Walnut blight is a devastating disease that can overwinter in between scales of healthy buds, including male catkins and female pistillate flowers. Buds, flowers, leaves and fruit are susceptible to the disease, according to UC Riverside Plant Pathologist Jim Adaskaveg. Fruit infections can result in black irregular lesions on the hull, infections progressing into the kernel creating quality issues and direct crop loss, he said.
Current research continues to look for ways to combat and prevent walnut blight. In a 2021 UCCE Virtual Walnut Series presentation, Adaskaveg outlined research efforts that are looking to characterize and identify specific blight-causing pathogens. He and researchers characterized X. arboricola pv. juglandis (Xaj), the pathogen that causes walnut blight, among a multitude of yellow bacteria from walnut buds, where colonies were verified using specific PCR primers.
“We can show that about 67% or 70% roughly of the yellow bacteria are the Xaj,” Adaskaveg said. “So we can quantify, but it’s still difficult to do just without some molecular techniques.”
Adaskaveg and researchers conducted further fingerprinting using REP, ERIC and BOX PCR primers to show the diversity of the pathogen. Analyzing nine Xaj strains from Butte, San Joaquin, Sutter, Tehama and Yuba counties, they found that among these strains, eight different genotypes were identified. The molecular diversity of these strains, which were identified using the newly developed Xaj-specific primer pair Xaj417t, indicates that the population has the potential to adapt to different environments, Adaskaveg said.
Another focus of the blight research is developing screening methods for resistance mechanisms in walnut cultivars to ultimately reduce infection and market resistant cultivars. In one method, researchers used fruit inoculations with and without surfactants to see if they affected disease incidence in fruit.
“Usually, the surfactants are increasing the levels of disease,” Adaskaveg said.
Being that there was a relatively good relationship between natural blight incidence and disease severity on field-inoculated fruit for some cultivars, he said, fruit inoculations provided information on host susceptibility.
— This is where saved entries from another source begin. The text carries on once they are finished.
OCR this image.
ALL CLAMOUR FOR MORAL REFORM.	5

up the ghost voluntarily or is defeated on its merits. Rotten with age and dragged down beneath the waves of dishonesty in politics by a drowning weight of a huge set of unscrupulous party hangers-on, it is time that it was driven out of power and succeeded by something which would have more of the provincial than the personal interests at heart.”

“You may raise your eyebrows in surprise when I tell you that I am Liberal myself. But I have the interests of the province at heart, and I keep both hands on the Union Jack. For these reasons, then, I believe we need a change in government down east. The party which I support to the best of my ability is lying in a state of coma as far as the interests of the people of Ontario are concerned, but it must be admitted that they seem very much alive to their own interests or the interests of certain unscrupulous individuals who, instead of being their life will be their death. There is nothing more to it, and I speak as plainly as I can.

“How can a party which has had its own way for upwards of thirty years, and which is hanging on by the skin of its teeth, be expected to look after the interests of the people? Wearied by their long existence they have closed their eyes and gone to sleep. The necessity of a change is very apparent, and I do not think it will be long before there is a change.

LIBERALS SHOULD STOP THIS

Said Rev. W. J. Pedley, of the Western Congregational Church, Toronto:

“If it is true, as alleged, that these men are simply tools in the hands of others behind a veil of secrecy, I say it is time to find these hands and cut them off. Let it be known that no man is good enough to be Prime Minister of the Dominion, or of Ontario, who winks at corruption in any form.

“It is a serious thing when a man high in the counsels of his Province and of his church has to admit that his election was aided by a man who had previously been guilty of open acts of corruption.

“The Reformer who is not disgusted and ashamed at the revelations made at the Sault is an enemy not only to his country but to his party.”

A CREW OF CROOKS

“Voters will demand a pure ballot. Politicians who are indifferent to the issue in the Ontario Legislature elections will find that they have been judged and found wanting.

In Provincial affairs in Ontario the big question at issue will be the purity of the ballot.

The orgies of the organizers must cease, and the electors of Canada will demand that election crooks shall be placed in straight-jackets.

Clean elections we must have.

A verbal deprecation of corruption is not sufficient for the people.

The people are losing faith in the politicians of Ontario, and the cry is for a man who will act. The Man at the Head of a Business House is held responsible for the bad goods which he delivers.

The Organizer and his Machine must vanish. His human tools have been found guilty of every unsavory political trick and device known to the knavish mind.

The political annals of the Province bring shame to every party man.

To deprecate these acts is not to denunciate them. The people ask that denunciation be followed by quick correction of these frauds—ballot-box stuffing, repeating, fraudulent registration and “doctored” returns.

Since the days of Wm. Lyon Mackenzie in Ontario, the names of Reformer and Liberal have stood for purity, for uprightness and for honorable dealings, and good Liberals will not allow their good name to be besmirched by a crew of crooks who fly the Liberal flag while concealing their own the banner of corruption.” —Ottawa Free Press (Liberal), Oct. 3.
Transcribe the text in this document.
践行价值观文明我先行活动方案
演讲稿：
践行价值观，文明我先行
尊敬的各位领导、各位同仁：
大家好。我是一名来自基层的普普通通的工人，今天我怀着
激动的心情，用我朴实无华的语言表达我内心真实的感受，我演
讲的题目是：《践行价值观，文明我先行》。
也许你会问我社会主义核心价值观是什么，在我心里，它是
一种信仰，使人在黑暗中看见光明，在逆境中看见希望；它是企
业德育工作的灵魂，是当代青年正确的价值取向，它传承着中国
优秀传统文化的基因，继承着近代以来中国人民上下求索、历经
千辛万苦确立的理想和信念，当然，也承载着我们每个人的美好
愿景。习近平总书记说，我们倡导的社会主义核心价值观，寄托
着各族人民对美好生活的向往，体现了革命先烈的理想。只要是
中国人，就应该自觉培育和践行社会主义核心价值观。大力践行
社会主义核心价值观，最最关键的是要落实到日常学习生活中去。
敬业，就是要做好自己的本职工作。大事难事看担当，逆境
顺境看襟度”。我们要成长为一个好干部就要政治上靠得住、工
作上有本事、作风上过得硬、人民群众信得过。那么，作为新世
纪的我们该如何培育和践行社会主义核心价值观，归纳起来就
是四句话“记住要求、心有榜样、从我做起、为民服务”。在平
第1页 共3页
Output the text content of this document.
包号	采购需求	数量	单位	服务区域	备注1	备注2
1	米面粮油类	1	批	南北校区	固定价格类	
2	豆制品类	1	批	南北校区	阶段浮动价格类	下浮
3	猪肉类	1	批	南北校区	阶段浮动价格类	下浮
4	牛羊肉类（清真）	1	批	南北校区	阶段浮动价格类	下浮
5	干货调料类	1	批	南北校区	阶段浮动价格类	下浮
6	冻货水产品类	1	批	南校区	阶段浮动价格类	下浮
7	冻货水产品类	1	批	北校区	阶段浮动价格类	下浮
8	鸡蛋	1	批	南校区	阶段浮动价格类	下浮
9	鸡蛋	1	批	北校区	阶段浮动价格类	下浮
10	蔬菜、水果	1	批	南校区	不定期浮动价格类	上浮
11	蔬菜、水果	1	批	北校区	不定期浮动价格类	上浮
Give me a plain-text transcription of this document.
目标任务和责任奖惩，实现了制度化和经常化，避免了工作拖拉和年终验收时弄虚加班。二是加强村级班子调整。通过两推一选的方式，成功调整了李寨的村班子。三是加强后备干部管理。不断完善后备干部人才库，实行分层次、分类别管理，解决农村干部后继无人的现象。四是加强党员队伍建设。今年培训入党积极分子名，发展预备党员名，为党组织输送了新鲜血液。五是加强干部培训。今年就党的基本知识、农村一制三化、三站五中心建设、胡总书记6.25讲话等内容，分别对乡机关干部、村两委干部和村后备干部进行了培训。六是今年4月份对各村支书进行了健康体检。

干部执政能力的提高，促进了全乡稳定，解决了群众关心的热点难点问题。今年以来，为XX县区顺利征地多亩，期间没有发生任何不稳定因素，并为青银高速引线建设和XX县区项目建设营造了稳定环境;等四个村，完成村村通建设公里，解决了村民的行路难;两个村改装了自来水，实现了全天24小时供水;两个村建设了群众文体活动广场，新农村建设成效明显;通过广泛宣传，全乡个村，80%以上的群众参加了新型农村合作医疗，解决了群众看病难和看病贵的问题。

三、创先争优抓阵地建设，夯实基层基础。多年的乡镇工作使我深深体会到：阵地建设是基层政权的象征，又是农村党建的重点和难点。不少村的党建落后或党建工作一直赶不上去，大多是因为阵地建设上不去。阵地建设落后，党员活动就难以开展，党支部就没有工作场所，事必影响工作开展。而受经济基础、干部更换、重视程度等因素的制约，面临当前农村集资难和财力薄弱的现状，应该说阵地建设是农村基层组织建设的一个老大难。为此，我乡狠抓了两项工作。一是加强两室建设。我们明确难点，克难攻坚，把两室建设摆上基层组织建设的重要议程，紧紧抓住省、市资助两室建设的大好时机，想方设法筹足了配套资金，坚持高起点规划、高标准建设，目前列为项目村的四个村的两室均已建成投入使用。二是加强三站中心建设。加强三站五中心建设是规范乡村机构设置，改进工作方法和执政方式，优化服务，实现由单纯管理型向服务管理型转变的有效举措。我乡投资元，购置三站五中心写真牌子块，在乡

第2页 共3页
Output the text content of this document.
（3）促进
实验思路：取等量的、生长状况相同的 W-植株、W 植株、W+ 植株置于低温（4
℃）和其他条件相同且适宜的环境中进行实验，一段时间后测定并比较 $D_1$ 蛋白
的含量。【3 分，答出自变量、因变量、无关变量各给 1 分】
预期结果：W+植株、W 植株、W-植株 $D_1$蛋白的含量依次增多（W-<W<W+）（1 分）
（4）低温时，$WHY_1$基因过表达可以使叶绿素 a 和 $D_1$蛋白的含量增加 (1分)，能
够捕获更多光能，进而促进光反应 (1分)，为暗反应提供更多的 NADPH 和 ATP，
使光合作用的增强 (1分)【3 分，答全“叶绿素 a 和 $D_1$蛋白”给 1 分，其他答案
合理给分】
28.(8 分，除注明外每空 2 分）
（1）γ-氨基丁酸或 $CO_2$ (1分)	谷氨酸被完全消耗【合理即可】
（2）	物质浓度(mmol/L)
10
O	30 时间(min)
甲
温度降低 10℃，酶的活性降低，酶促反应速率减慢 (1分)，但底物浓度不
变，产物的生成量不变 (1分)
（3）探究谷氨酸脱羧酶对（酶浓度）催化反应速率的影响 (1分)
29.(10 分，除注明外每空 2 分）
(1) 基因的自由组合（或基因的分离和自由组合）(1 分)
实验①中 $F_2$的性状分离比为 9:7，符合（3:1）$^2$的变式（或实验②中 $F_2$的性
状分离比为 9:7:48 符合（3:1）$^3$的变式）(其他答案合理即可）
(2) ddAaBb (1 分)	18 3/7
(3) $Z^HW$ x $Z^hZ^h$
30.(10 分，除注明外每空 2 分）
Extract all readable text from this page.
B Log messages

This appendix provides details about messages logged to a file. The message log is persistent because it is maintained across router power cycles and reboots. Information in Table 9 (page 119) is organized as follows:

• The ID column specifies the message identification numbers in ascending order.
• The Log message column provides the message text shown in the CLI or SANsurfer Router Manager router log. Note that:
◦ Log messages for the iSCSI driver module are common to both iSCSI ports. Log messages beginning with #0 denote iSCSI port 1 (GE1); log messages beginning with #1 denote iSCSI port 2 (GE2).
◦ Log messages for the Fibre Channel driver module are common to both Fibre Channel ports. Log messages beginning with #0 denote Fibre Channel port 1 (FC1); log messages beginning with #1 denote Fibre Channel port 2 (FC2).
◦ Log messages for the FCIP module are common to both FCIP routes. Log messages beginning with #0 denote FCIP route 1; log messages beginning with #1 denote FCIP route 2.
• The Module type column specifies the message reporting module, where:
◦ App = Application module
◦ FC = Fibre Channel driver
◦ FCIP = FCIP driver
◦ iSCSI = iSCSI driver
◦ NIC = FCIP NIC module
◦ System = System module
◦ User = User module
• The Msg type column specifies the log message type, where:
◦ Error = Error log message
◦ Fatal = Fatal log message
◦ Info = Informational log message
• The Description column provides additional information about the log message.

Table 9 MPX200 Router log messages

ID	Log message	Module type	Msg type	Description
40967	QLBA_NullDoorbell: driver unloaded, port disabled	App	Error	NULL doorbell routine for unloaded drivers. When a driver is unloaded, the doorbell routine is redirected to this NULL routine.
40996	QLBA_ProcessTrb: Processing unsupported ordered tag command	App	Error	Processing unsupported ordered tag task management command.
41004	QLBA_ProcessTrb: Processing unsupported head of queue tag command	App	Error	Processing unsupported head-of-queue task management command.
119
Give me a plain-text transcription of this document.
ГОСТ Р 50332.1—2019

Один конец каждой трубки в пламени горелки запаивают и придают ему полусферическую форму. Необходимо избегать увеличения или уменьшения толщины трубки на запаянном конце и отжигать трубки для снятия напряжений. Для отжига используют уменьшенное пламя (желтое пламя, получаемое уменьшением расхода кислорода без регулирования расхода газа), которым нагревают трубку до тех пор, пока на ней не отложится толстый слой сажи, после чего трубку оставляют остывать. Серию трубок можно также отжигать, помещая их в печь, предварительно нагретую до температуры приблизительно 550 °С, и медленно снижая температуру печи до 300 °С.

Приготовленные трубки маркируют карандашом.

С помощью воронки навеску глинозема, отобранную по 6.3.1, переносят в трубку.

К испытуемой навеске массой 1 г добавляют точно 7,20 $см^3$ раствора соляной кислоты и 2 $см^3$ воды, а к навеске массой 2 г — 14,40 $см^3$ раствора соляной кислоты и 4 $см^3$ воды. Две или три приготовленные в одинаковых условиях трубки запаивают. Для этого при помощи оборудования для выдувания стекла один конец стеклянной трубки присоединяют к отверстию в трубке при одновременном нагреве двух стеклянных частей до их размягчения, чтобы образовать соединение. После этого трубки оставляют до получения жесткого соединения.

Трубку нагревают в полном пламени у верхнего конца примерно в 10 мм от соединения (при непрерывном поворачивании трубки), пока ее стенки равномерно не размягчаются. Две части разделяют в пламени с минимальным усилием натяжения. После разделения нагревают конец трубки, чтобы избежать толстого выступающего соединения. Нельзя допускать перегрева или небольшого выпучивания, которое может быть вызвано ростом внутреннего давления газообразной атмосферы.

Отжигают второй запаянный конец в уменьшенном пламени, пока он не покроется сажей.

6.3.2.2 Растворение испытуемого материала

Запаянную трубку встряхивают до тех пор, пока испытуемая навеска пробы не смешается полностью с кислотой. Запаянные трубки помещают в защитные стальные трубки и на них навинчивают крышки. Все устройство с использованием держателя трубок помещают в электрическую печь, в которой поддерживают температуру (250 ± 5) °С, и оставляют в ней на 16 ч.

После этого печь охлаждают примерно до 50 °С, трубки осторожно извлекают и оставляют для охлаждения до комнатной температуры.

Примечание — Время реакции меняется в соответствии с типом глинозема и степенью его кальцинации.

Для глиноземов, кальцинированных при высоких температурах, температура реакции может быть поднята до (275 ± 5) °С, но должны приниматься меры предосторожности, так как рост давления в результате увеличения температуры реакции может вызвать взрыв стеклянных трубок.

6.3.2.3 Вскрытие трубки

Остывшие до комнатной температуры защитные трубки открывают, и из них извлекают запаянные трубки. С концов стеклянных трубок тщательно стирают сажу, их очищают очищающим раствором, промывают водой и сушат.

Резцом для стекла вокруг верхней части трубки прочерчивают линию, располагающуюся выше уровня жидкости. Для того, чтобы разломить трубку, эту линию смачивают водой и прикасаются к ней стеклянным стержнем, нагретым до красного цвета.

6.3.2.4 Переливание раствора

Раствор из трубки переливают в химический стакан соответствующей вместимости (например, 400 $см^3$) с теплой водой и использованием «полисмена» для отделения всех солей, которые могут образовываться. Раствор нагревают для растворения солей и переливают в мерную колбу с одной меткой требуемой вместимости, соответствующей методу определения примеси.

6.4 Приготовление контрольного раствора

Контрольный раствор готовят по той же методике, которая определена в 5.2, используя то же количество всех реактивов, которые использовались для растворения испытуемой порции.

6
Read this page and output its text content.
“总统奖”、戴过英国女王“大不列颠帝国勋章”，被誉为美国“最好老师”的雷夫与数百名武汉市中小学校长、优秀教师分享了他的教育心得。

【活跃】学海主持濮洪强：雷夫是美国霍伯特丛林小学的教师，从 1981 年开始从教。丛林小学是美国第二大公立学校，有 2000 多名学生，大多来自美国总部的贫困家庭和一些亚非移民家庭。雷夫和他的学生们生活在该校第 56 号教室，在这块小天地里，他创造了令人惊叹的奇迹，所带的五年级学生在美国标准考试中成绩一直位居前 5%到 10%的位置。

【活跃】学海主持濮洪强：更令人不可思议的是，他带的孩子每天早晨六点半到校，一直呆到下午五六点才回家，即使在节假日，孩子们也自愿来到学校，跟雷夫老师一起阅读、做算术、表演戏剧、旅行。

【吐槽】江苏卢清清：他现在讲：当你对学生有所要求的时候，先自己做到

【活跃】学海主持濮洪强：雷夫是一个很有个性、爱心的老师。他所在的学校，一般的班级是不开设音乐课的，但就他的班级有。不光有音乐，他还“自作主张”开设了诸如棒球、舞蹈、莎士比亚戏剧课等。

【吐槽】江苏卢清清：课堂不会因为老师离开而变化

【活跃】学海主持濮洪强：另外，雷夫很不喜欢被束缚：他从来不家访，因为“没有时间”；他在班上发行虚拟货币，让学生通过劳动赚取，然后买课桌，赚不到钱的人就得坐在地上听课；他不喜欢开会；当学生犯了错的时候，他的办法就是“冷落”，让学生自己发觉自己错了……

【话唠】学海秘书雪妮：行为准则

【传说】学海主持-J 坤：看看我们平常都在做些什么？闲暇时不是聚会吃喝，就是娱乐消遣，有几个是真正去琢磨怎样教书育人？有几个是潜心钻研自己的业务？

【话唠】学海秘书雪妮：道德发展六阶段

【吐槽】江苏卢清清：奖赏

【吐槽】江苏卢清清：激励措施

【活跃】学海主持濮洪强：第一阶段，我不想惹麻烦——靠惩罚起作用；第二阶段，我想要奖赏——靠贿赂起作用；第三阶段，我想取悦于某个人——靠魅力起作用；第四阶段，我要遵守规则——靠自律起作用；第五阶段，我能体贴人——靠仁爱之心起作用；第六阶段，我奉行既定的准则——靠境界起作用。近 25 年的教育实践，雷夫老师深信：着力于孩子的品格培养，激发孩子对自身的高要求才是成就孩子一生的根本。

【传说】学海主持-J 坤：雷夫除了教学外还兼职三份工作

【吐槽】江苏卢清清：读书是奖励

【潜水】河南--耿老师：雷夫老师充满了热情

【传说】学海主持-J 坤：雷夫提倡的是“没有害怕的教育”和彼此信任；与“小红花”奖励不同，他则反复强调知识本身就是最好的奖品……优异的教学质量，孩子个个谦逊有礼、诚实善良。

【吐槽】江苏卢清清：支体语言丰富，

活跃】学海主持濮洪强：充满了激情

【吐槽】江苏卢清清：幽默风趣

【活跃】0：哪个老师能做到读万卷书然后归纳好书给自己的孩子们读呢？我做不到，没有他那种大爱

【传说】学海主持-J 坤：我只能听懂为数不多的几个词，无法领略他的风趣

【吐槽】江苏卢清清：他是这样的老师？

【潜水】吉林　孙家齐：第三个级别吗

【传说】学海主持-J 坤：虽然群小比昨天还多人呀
Another screening method looked to identify resistant varieties or selections early based on their way of supporting bacterium in the buds. Varieties with genotypes containing low bud population and low disease after inoculation and natural incidence, Adaskaveg said, are key for the Walnut Breeding Program, directed by Dr. Pat J. Brown in cooperation with Chuck Leslie at UC Davis, to move forward with blight resistance, assuming they also have good nut and horticultural characteristics.
Bud Xaj population assays in 2017-19 showed a relationship between natural bud population sizes and natural blight incidence. In 2019-20, bud population sizes four months after inoculation correlated with natural blight incidence for selected genotypes. Correlating this data helps to show that this is one strategy to look for resistance in walnut blight-resistant genotypes, Adaskaveg said.